According to the fourth aspect of the present invention, the bolts and nuts can be temporarily fixed at the time of construction by mechanical coupling, thereby greatly improving the workability of the construction, and can also significantly improve the mechanical coupling between the bolts and nuts and the chemical bonding with the adhesive. The structural strength can be improved by the connection, and the structural members can be joined safely by a simple joining technique in a remarkably short construction period without performing complicated processing on the joining portion. In this case, if the embedded nut is fixed in advance in the structural member with an adhesive or the like at the factory, sufficient adhesive strength can be ensured, and the operation of embedding the embedded nut on site can be omitted.

In the fifth to eighth inventions, similarly to the first to fourth inventions, the structural members are joined by the mechanical bonding force of the bolt and the nut and the chemical bonding force of the adhesive. In particular, according to the fifth invention, the load applied from the left and right or up and down generated by the pulling, shearing, compression, and bending of the joint caused by the horizontal force such as an earthquake or wind is applied to the first bolt insertion hole and the second bolt insertion hole. Acts so as to be counteracted by a couple of bolts inserted into the bolts, thereby increasing rigidity. Then, by bonding with an adhesive, the strength of the joint can be further increased.
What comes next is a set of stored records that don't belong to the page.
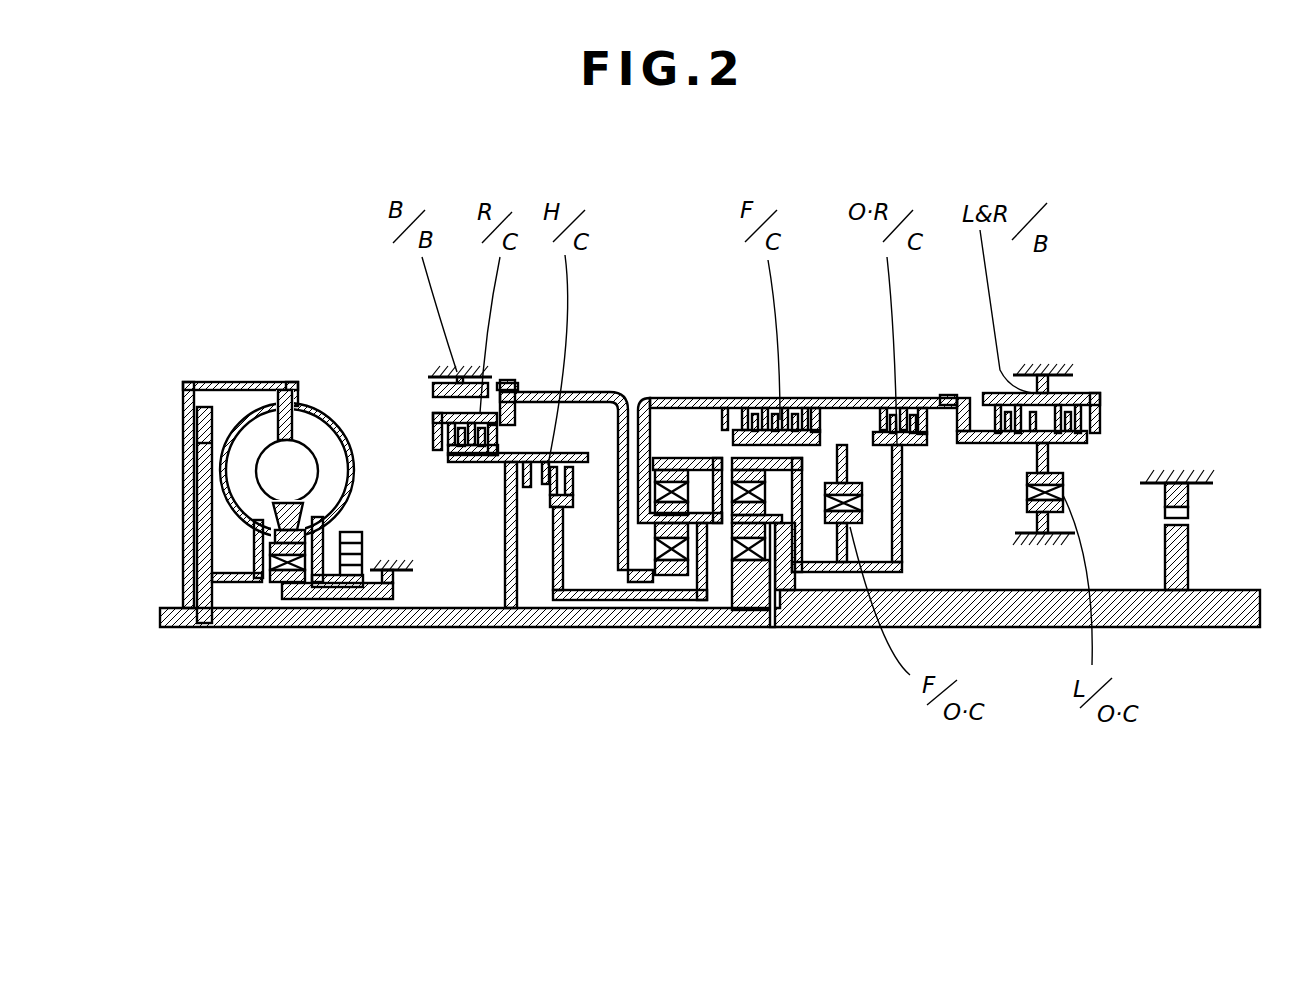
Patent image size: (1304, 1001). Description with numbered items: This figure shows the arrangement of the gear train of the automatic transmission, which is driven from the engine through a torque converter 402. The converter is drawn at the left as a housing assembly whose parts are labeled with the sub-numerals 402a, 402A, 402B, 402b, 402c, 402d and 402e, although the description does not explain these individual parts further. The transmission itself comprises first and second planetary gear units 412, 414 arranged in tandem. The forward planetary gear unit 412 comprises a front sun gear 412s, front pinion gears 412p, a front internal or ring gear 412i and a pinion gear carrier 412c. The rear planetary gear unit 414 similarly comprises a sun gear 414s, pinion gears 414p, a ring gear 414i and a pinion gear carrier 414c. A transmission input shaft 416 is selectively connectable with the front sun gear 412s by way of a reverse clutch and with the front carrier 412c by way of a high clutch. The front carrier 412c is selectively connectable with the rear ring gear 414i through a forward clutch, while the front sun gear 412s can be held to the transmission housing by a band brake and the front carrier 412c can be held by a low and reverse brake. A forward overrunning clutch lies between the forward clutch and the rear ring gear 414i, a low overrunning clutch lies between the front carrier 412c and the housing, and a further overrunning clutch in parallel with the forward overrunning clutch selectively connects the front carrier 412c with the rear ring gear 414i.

The torque converter 402 is at (226, 350).
The housing top wall 402a is at (198, 378).
The housing portion 402A is at (282, 378).
The housing side wall 402B is at (185, 502).
The ring member 402b is at (322, 432).
The inner member 402c is at (260, 425).
The output hub bearing 402d is at (308, 502).
The inner vertical plate 402e is at (207, 468).
The first planetary gear unit 412 is at (640, 542).
The front internal or ring gear 412i is at (668, 457).
The front pinion gears 412p is at (683, 540).
The front sun gear 412s is at (665, 578).
The pinion gear carrier 412c is at (716, 590).
The second planetary gear unit 414 is at (818, 470).
The ring gear 414i is at (735, 467).
The pinion gears 414p is at (777, 495).
The sun gear 414s is at (745, 580).
The pinion gear carrier 414c is at (758, 532).
The transmission input shaft 416 is at (428, 612).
The effect of the sixth invention is substantially the same as the effect of the second invention, and the effect of the seventh invention is substantially the same as the effect of the third invention.

In particular, according to the eighth invention, bolts are respectively inserted into the first bolt insertion holes penetrating the first structural member group and the second bolt insertion holes penetrating the second structural member and the fourth structural member. Since the temporary fixing can be performed only by inserting and screwing the bolt and the nut together, the working process can be extremely simplified, and the number of working steps can be significantly reduced. Then, it is possible to assemble the respective structural members safely and in order, and to perform the bonding operation at an appropriate time.

[0040]

Embodiments of the present invention will be described below. FIG.
It is sectional drawing which shows the joining structure of this invention. In FIG.
Reference numeral 1 denotes a column as one structural member, 2 denotes a beam as the other structural member, and the beam 2 abuts the column 1 obliquely.
The end face of the beam 2 has a slightly projecting large case 3, and the end surface of the column 1 abutting on the large case 3 is concave.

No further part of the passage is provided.